The device is being assessed for its ability to protect the brain from emboli during transcatheter aortic valve replacement (TAVR), minimizing the risk of cerebral damage.
The study, “TriGuard Embolic Deflection Device to Reduced Impact of Cerebral Embolic Lesions After Transcatheter Aortic Valve Implantation (REFLECT)” is a multicenter, Phase 2/3, randomized interventional single-blind clinical study that will enroll up to 285 patients in approximately 30 centers internationally.
“The risk of stroke and other neurological damage is a very serious, yet potentially preventable complication associated with TAVR and other cardiovascular procedures,” Jeffrey Moses, MD, the study chair said in a statement. “Through research of devices such as TriGuard, we hope to prevent future TAVR patients from experiencing complications that can have a grave impact on how they are able to function in their daily lives.”
Moses is professor of medicine at Columbia University College of Physicians and Surgeons, director of interventional cardiac therapeutics at NewYork-Presbyterian Hospital/Columbia University Medical Center, and director of advanced cardiac therapeutics at St.

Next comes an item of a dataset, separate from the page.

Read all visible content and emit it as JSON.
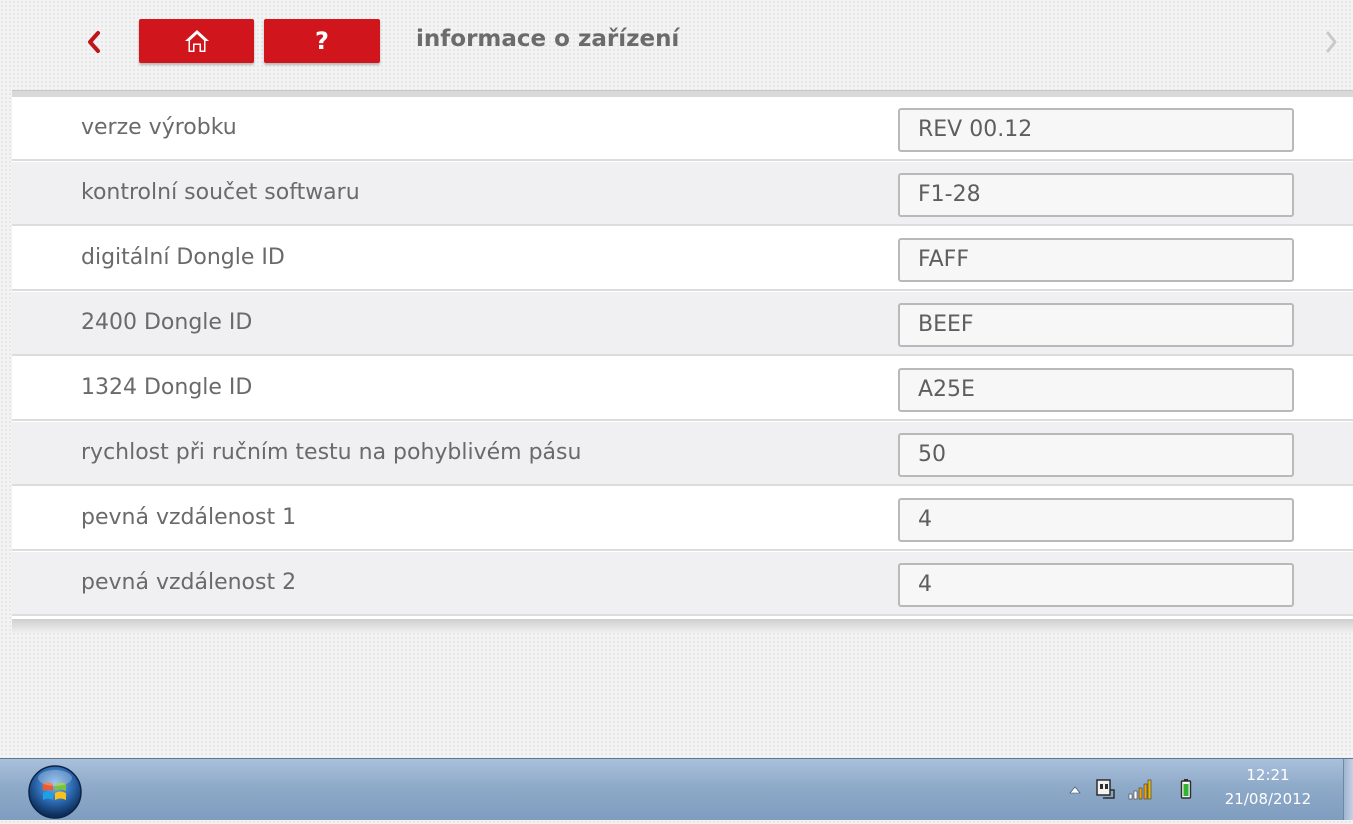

Francis Heart Center in Roslyn, NY. He will present the clinical trial strategy for REFLECT this week at the Transcatheter Valve Therapies conference in Chicago.
Also at the conference, Joachim Schofer, MD, PhD, of Albertinen Heart Center in Hamburg, Germany will share data that laid the groundwork for this study demonstrating significantly reduced stroke rates, as well as significantly reduced total lesion volume, for patients using TriGuard compared to those who were unprotected.
The data is based on a pooled analysis of three trials with a total of 142 patients undergoing TAVR with TriGuard (N=59) vs. no protection (N=83), as previously presented at EuroPCR 2016.
The primary outcome measure includes combined safety endpoint at 30 days (VARC-2 defined), and hierarchical composite efficacy endpoint determined by all-cause mortality or any stroke, National Institutes of Health Stroke Scale or Montreal Cognitive Assessment worsening and total volume of cerebral ischemic lesions detected by diffusion-weighted magnetic resonance imaging (DW-MRI), 2 to 5 days post-procedure, according to Keystone.
The data are expected to be available in the first half of 2017.